Der in Karlsruhe lebende „Typosoph“ Ecke Bock, der auch für das schlicht-elegante Documenta-Logo verantwortlich ist, widmet seine Arbeit der Sprachgeschichte. „Deutsches Wörterbuch“ zeigt die Frontispize aller Einzellieferungen des Grimmschen Wörterbuchs - und projiziert einzelne, durch Zufallsprinzip ermittelte Worte an die Wand. Abgesehen von so wunderbaren Blüten wie „Neiderzeit“ oder „Schwelkbühne“ ist das Pathos, mit dem hier eine historische Leistung geehrt wird, weit entfernt vom anything goes der Spaßgesellschaft.

Wo Kommentare nötig werden, greift man auf die Literatur zurück: Cerith Wyn Evans „Cleave 00“ übersetzt Textfragmente von William Blake mittels einer Discokugel in flirrende Sternwelten. Jeff Walls’ glamouröse Fotoarbeit „The Invisible Man“ bezieht sich auf einen Roman von Ralph Ellison. Man könnte noch die Tisch-Installation des in der Vorbereitungszeit verstorbenen Argentiniers Victor Grippo nennen, der alte Schulpulte mit Texten argentinischer Schriftsteller bemalte. Auch Mona Hatoums hinter Elektro-Zaun geschütze Haushaltswelt oder Chohreh Feyzdjous Trauer-Boutique, die Häute, Kohlen, Pergamente und Früchte in Einmachgläsern und Regalen archiviert, verklären alles Vergängliche.

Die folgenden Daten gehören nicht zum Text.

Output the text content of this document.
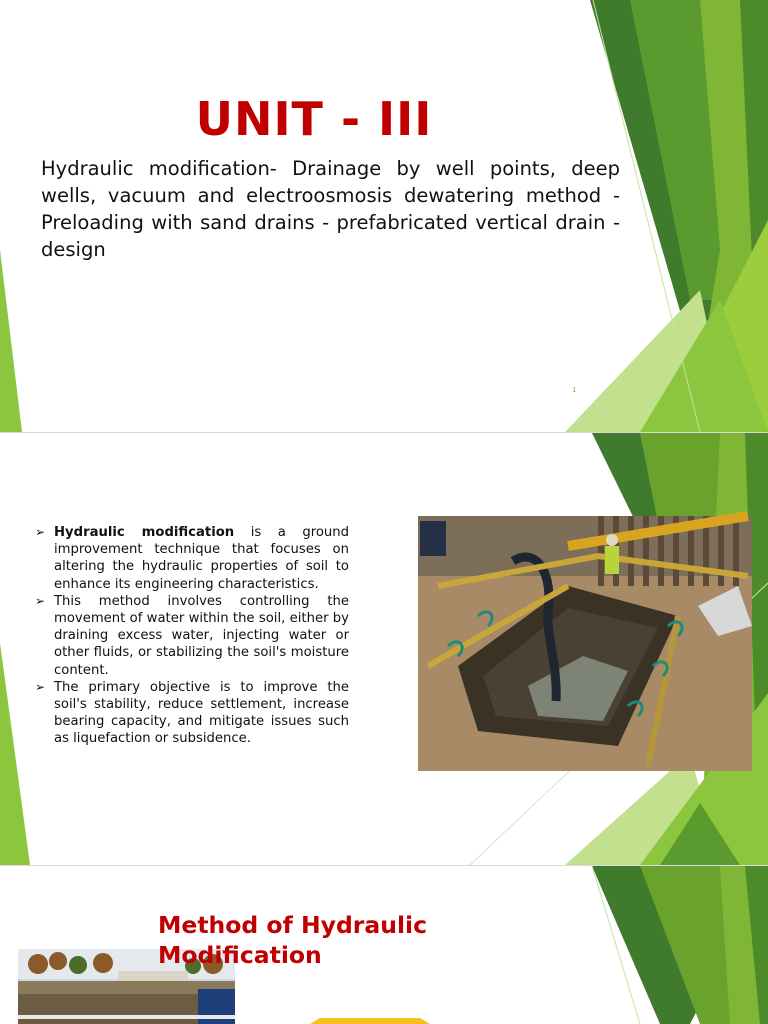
UNIT - III

Hydraulic modification- Drainage by well points, deep wells, vacuum and electroosmosis dewatering method - Preloading with sand drains - prefabricated vertical drain - design

1
➢ Hydraulic modification is a ground improvement technique that focuses on altering the hydraulic properties of soil to enhance its engineering characteristics.
➢ This method involves controlling the movement of water within the soil, either by draining excess water, injecting water or other fluids, or stabilizing the soil's moisture content.
➢ The primary objective is to improve the soil's stability, reduce settlement, increase bearing capacity, and mitigate issues such as liquefaction or subsidence.
Method of Hydraulic Modification
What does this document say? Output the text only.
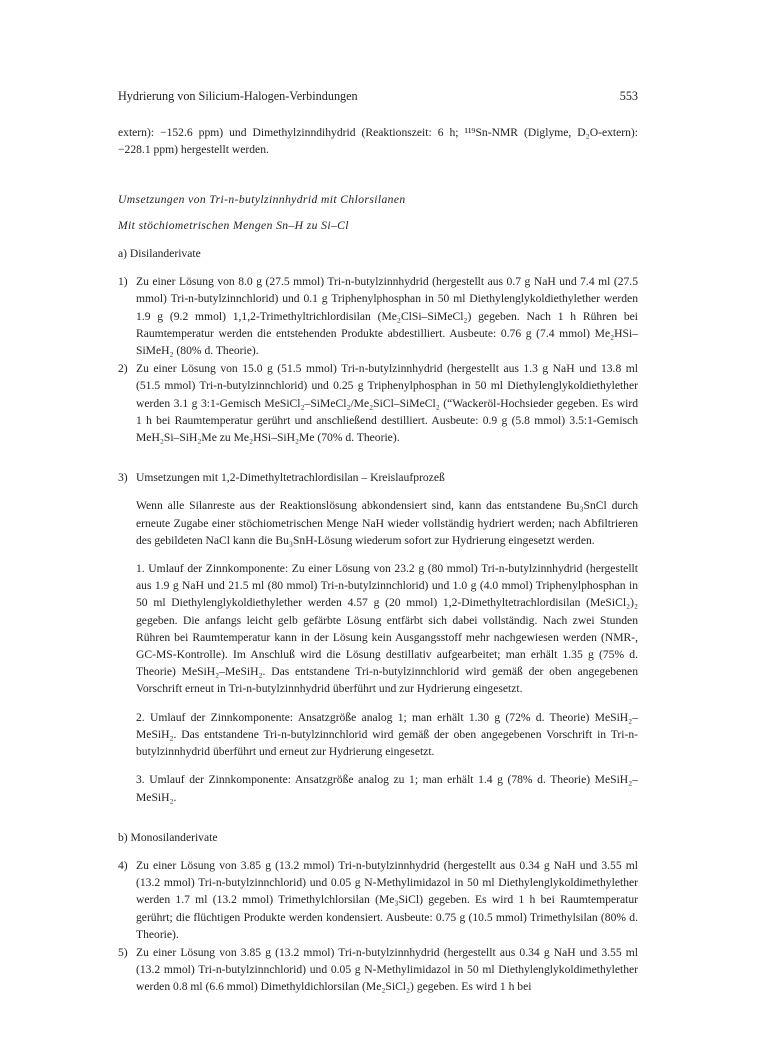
Hydrierung von Silicium-Halogen-Verbindungen	553

extern): −152.6 ppm) und Dimethylzinndihydrid (Reaktionszeit: 6 h; ¹¹⁹Sn-NMR (Diglyme, D₂O-extern): −228.1 ppm) hergestellt werden.

Umsetzungen von Tri-n-butylzinnhydrid mit Chlorsilanen

Mit stöchiometrischen Mengen Sn–H zu Si–Cl

a) Disilanderivate

1) Zu einer Lösung von 8.0 g (27.5 mmol) Tri-n-butylzinnhydrid (hergestellt aus 0.7 g NaH und 7.4 ml (27.5 mmol) Tri-n-butylzinnchlorid) und 0.1 g Triphenylphosphan in 50 ml Diethylenglykoldiethylether werden 1.9 g (9.2 mmol) 1,1,2-Trimethyltrichlordisilan (Me₂ClSi–SiMeCl₂) gegeben. Nach 1 h Rühren bei Raumtemperatur werden die entstehenden Produkte abdestilliert. Ausbeute: 0.76 g (7.4 mmol) Me₂HSi–SiMeH₂ (80% d. Theorie).

2) Zu einer Lösung von 15.0 g (51.5 mmol) Tri-n-butylzinnhydrid (hergestellt aus 1.3 g NaH und 13.8 ml (51.5 mmol) Tri-n-butylzinnchlorid) und 0.25 g Triphenylphosphan in 50 ml Diethylenglykoldiethylether werden 3.1 g 3:1-Gemisch MeSiCl₂–SiMeCl₂/Me₂SiCl–SiMeCl₂ (“Wackeröl-Hochsieder gegeben. Es wird 1 h bei Raumtemperatur gerührt und anschließend destilliert. Ausbeute: 0.9 g (5.8 mmol) 3.5:1-Gemisch MeH₂Si–SiH₂Me zu Me₂HSi–SiH₂Me (70% d. Theorie).

3) Umsetzungen mit 1,2-Dimethyltetrachlordisilan – Kreislaufprozeß

Wenn alle Silanreste aus der Reaktionslösung abkondensiert sind, kann das entstandene Bu₃SnCl durch erneute Zugabe einer stöchiometrischen Menge NaH wieder vollständig hydriert werden; nach Abfiltrieren des gebildeten NaCl kann die Bu₃SnH-Lösung wiederum sofort zur Hydrierung eingesetzt werden.

1. Umlauf der Zinnkomponente: Zu einer Lösung von 23.2 g (80 mmol) Tri-n-butylzinnhydrid (hergestellt aus 1.9 g NaH und 21.5 ml (80 mmol) Tri-n-butylzinnchlorid) und 1.0 g (4.0 mmol) Triphenylphosphan in 50 ml Diethylenglykoldiethylether werden 4.57 g (20 mmol) 1,2-Dimethyltetrachlordisilan (MeSiCl₂)₂ gegeben. Die anfangs leicht gelb gefärbte Lösung entfärbt sich dabei vollständig. Nach zwei Stunden Rühren bei Raumtemperatur kann in der Lösung kein Ausgangsstoff mehr nachgewiesen werden (NMR-, GC-MS-Kontrolle). Im Anschluß wird die Lösung destillativ aufgearbeitet; man erhält 1.35 g (75% d. Theorie) MeSiH₂–MeSiH₂. Das entstandene Tri-n-butylzinnchlorid wird gemäß der oben angegebenen Vorschrift erneut in Tri-n-butylzinnhydrid überführt und zur Hydrierung eingesetzt.

2. Umlauf der Zinnkomponente: Ansatzgröße analog 1; man erhält 1.30 g (72% d. Theorie) MeSiH₂–MeSiH₂. Das entstandene Tri-n-butylzinnchlorid wird gemäß der oben angegebenen Vorschrift in Tri-n-butylzinnhydrid überführt und erneut zur Hydrierung eingesetzt.

3. Umlauf der Zinnkomponente: Ansatzgröße analog zu 1; man erhält 1.4 g (78% d. Theorie) MeSiH₂–MeSiH₂.

b) Monosilanderivate

4) Zu einer Lösung von 3.85 g (13.2 mmol) Tri-n-butylzinnhydrid (hergestellt aus 0.34 g NaH und 3.55 ml (13.2 mmol) Tri-n-butylzinnchlorid) und 0.05 g N-Methylimidazol in 50 ml Diethylenglykoldimethylether werden 1.7 ml (13.2 mmol) Trimethylchlorsilan (Me₃SiCl) gegeben. Es wird 1 h bei Raumtemperatur gerührt; die flüchtigen Produkte werden kondensiert. Ausbeute: 0.75 g (10.5 mmol) Trimethylsilan (80% d. Theorie).

5) Zu einer Lösung von 3.85 g (13.2 mmol) Tri-n-butylzinnhydrid (hergestellt aus 0.34 g NaH und 3.55 ml (13.2 mmol) Tri-n-butylzinnchlorid) und 0.05 g N-Methylimidazol in 50 ml Diethylenglykoldimethylether werden 0.8 ml (6.6 mmol) Dimethyldichlorsilan (Me₂SiCl₂) gegeben. Es wird 1 h bei
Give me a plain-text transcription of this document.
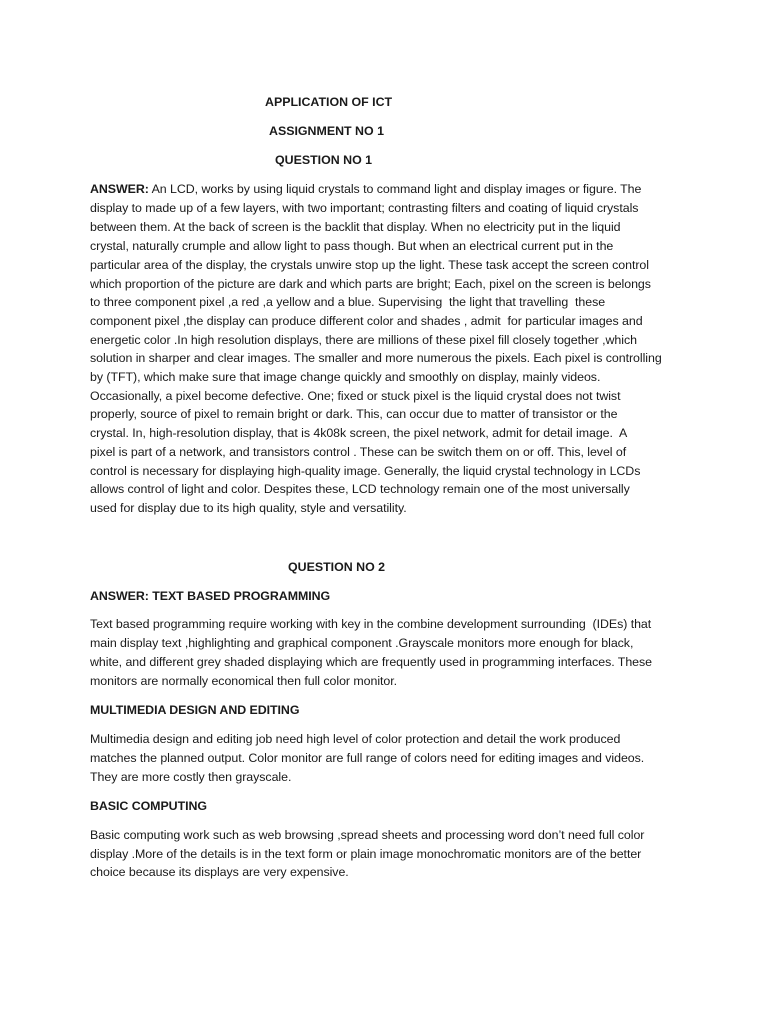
APPLICATION OF ICT
ASSIGNMENT NO 1
QUESTION NO 1
ANSWER: An LCD, works by using liquid crystals to command light and display images or figure. The
display to made up of a few layers, with two important; contrasting filters and coating of liquid crystals
between them. At the back of screen is the backlit that display. When no electricity put in the liquid
crystal, naturally crumple and allow light to pass though. But when an electrical current put in the
particular area of the display, the crystals unwire stop up the light. These task accept the screen control
which proportion of the picture are dark and which parts are bright; Each, pixel on the screen is belongs
to three component pixel ,a red ,a yellow and a blue. Supervising  the light that travelling  these
component pixel ,the display can produce different color and shades , admit  for particular images and
energetic color .In high resolution displays, there are millions of these pixel fill closely together ,which
solution in sharper and clear images. The smaller and more numerous the pixels. Each pixel is controlling
by (TFT), which make sure that image change quickly and smoothly on display, mainly videos.
Occasionally, a pixel become defective. One; fixed or stuck pixel is the liquid crystal does not twist
properly, source of pixel to remain bright or dark. This, can occur due to matter of transistor or the
crystal. In, high-resolution display, that is 4k08k screen, the pixel network, admit for detail image.  A
pixel is part of a network, and transistors control . These can be switch them on or off. This, level of
control is necessary for displaying high-quality image. Generally, the liquid crystal technology in LCDs
allows control of light and color. Despites these, LCD technology remain one of the most universally
used for display due to its high quality, style and versatility.
QUESTION NO 2
ANSWER: TEXT BASED PROGRAMMING
Text based programming require working with key in the combine development surrounding  (IDEs) that
main display text ,highlighting and graphical component .Grayscale monitors more enough for black,
white, and different grey shaded displaying which are frequently used in programming interfaces. These
monitors are normally economical then full color monitor.
MULTIMEDIA DESIGN AND EDITING
Multimedia design and editing job need high level of color protection and detail the work produced
matches the planned output. Color monitor are full range of colors need for editing images and videos.
They are more costly then grayscale.
BASIC COMPUTING
Basic computing work such as web browsing ,spread sheets and processing word don’t need full color
display .More of the details is in the text form or plain image monochromatic monitors are of the better
choice because its displays are very expensive.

Auffällig die zahlreichen Rekonstruktionen: Dieter Roth mit seiner berühmten, in ihrem fröhlichen Chaos unerreichten „Großen Tischruine“, die von Zigarrettenkippen bis hin zu Werkzeugen, Pinseln, Leimtöpfen, Radios und Fernsehern alles konserviert, ist das große Vorbild. Dagegen wirkt das „Atelier“ des kroatischen Bildhauers Ivan Kozaric lieblos zusammengeschustert. Die schon in der Berliner Ausstellung „The Short Century“ präsentierte Arbeit „Afrikanischer Sozialismus“ von Georges Adagbo wirkt dagegen beängstigend aktuell: Sein wucherndes Archiv hat auch die Documenta-Berichterstattung geschluckt und in das Panorama fortdauernder kolonialer Ausbeutung integriert.

Die Spätfolgen des Kolonialismus, Migration und Grenzen, die neue Transnationalität: All das hatte Enwezor als Themenschwerpunkte angekündigt. Angesichts der Künstlerauswahl muss man ihn fragen: Wo bleibt die Entwestlichung des Blicks? Wo die afrikanischen Künstler, die Inder, Südamerikaner, Chinesen und Eskimos? Natürlich erleben wir in den Fotografien Ravi Agarwals ein unbekanntes Indien, in den verlassenen Stadtlandschaften Michael Ashkins ein neues New Jersey, mit David Goldblatt das Johannesburg der 80er Jahre, mit Santu Mofokeng das Gefängnis auf Robben Island und mit Ryuji Miyamoto das japanische Kobe nach dem Erdbeben. Genauso fremd jedoch ist das Fachwerk-Sauerland des Düsseldorfer Fotografen-Paars Bernd und Hilla Becher. Vor der imaginären Kraft der Kunst wird die Frage nach der Nationalität bedeutungslos.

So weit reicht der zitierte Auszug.